Nestled at a bar along a bend in the Mekong, I sip Beer Lao while watching boats poling along the murky Mekong.
This is the capital?Soft breezes bring the sounds and smells of the riverbank to the table. The rustling river grass and the caws of river birds are just loud enough to drown the
occasional putter of passing motorbikes. Robin, a Swedish tattoo artist, and I break the solitude by comparing Vientiane to Stockholm and Washington DC.
Vientiane, pronounced
Wieng Chan, translates to the Sandalwood City. There are plenty of white faces around, mostly
NGO and Embassy workers and travelers...like me. I had been warned by several people in Vang
Viene that Vientiane was very boring and not to waste any time there. If they thought Vang Viene was a traveler's paradise, I could waste no time in getting to Vientiane.
They were not kidding. There is really not much to do other than visit temples and markets. The markets are full of cheap Chinese goods I have become accustomed to see any any market from Turkmenistan to Japan, from Siberia to Jakarta. But, I must say, it is always a treat to find a Chinese person that runs the stall, especially when your travel buddy doesn't know you speak Mandarin. I don't know who is more
surprised, the shop owner or the friend.
My big plan for Vientiane was to visit the National Museum. I always enjoy going to National museums in small countries as it shows what they want foreigners to know about their history, culture and beliefs. The museum was easy enough to find but I was greeted by closed cast iron gates with a laminate sign reading:
Apologized museum closed, Improving the exhibition room 6/8/2008 - 15/9/2008*
*The 9 (day-month-year, for my American readers) was penned into a 10. Laos philosophy: Why fix it in a month when you can take two?

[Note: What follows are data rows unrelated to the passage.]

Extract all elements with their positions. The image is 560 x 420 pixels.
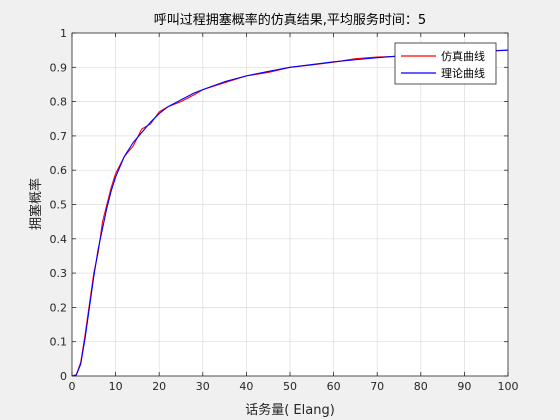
x-tick-label: 20 bbox=[152, 380, 166, 393]
x-tick-label: 50 bbox=[283, 380, 297, 393]
x-tick-label: 10 bbox=[109, 380, 123, 393]
chart-title: 呼叫过程拥塞概率的仿真结果,平均服务时间：5 bbox=[154, 12, 426, 28]
axis-ticks: 0 10 20 30 40 50 60 70 80 90 100 0 0.1 0.2 0.3 0.4 0.5 0.… bbox=[50, 27, 519, 393]
y-tick-label: 0.7 bbox=[50, 130, 68, 143]
y-tick-label: 0.2 bbox=[50, 301, 68, 314]
y-tick-label: 0.9 bbox=[50, 61, 68, 74]
x-tick-label: 80 bbox=[414, 380, 428, 393]
y-tick-label: 0 bbox=[60, 370, 67, 383]
y-tick-label: 0.4 bbox=[50, 233, 68, 246]
series-line-theory bbox=[71, 49, 509, 377]
x-tick-label: 30 bbox=[196, 380, 210, 393]
y-tick-label: 0.6 bbox=[50, 164, 68, 177]
y-tick-label: 0.1 bbox=[50, 336, 68, 349]
y-tick-label: 0.5 bbox=[50, 199, 68, 212]
x-tick-label: 60 bbox=[327, 380, 341, 393]
x-tick-label: 100 bbox=[498, 380, 519, 393]
y-axis-label: 拥塞概率 bbox=[28, 178, 44, 230]
y-tick-label: 0.3 bbox=[50, 267, 68, 280]
legend-label-sim: 仿真曲线 bbox=[441, 49, 485, 63]
legend-label-theory: 理论曲线 bbox=[441, 66, 485, 80]
legend: 仿真曲线 理论曲线 bbox=[394, 42, 497, 85]
y-tick-label: 0.8 bbox=[50, 96, 68, 109]
x-axis-label: 话务量( Elang) bbox=[245, 402, 335, 418]
x-tick-label: 0 bbox=[69, 380, 76, 393]
y-tick-label: 1 bbox=[60, 27, 67, 40]
x-tick-label: 40 bbox=[239, 380, 253, 393]
x-tick-label: 90 bbox=[457, 380, 471, 393]
legend-box bbox=[394, 42, 497, 85]
x-tick-label: 70 bbox=[370, 380, 384, 393]
series-layer bbox=[71, 49, 509, 377]
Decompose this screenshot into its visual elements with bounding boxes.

That evening, I boarded an overnight sleeper bus to
Pakse, which is where I am writing from now. Different from Chinese sleeper buses, each bed sleeps two people and there are two rows instead of three. The size? Imagine a twin bed with two feet removed from the bottom.
I put my things on my bed and watched in nervous horror as each
passenger boarded. I crossed my fingers that none would put their belongings in my bed. Old women, old men, and younger greasier looking men kept climbing in. The only way to pass the time is with humor. I joked with myself that if an old woman took the spot, I could always say I slept with a 65 year old woman in Laos.
To my utter delight, no one bunked up with me and I had a whole two spaces to myself.
After arriving early this morning, my male pride took a particularity strong blow. Jon, a different Swedish guy (I know there are tons of them here for some reason) and I planned to rent motorbikes and visit the
Boloven Plateau. After a haphazard introduction to the 4-speed, no clutch motorbikes, the hostel hesitantly agreed for me to take the bike out. After dawning a purple helmet (for further humiliation, I supposed), I tried to turn the key in the ignition, but the motorbike refused to start. After plenty of turns in both directions with both the proper key and gas key, the engine finally puttered to life. Then it puttered to a stop. Ignition after ignition it would
spittle, cough then jolt to a halt.
"You'll get the hang of it," Jon reassures me.
This is a sign, I think to myself and decide to return the bike and purple helmet in the exact condition and position in which it was received. Now, walking the streets, I watch as 14-year-old girls and even younger boys ride without any difficulty. The shame, the shame.